Брат Доминик выслушал вопрос с изумлением.

—       Да, господин председатель... Вы бывали у нас в Санаке?

—       Нет,— ответил председатель Легри.— Но не те­ряю надежды побывать там теперь. Этот домик по- прежнему на месте?

—       То есть он отстроен после пожара на прежнем месте.

—     Какого пожара?

—     В результате несчастного случая,— К счастью, без тяжелых последствий. Вспоминаю сейчас, что Соланж Дюваль, которая через пять лет стала мадам Вотье, была причастна к этому.

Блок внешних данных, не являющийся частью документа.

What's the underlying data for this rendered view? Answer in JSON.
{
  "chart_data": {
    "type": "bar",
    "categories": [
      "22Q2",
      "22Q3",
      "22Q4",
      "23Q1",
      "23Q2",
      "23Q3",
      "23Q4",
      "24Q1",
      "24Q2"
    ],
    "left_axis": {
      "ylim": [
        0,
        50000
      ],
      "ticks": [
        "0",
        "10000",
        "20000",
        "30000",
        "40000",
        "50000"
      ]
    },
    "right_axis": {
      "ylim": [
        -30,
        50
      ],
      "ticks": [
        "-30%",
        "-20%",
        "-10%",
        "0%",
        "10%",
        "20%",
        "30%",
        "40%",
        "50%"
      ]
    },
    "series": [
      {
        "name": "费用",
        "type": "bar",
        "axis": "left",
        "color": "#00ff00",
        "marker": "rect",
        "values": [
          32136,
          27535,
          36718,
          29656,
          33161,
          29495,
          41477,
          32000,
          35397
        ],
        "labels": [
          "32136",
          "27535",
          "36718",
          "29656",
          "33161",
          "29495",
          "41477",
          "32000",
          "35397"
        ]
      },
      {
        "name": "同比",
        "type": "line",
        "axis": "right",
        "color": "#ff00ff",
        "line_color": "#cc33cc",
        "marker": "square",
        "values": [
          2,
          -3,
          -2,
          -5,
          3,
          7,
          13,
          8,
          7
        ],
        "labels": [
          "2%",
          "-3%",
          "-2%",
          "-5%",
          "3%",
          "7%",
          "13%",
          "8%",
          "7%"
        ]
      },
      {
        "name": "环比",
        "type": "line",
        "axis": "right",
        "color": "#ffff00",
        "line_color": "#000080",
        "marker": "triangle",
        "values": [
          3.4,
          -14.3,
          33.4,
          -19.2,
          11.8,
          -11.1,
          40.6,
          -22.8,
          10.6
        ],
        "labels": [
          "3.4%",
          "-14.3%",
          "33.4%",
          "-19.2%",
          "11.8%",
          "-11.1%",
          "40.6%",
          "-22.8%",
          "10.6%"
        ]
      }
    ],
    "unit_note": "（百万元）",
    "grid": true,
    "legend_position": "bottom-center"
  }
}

—      Вы можете рассказать об этом несчастном слу­чае? — спросил председатель.

—     Если не ошибаюсь, мы с братом Гарриком, про­гуливаясь весенним вечером в парке, заметили, что до­мик охвачен пламенем. Мы побежали к домику, уверен­ные, что его нечаянно поджег Валентин. Но, к боль­шому нашему удивлению, перед догорающим строени­ем мы увидели Соланж Дюваль и Жана Дони, одного из наших воспитанников; их одежда и лица были в саже. Валентина там не было.

—      Когда вы направлялись к домику, вам не встре­тился Жак Вотье, бежавший к главному зданию инсти­тута?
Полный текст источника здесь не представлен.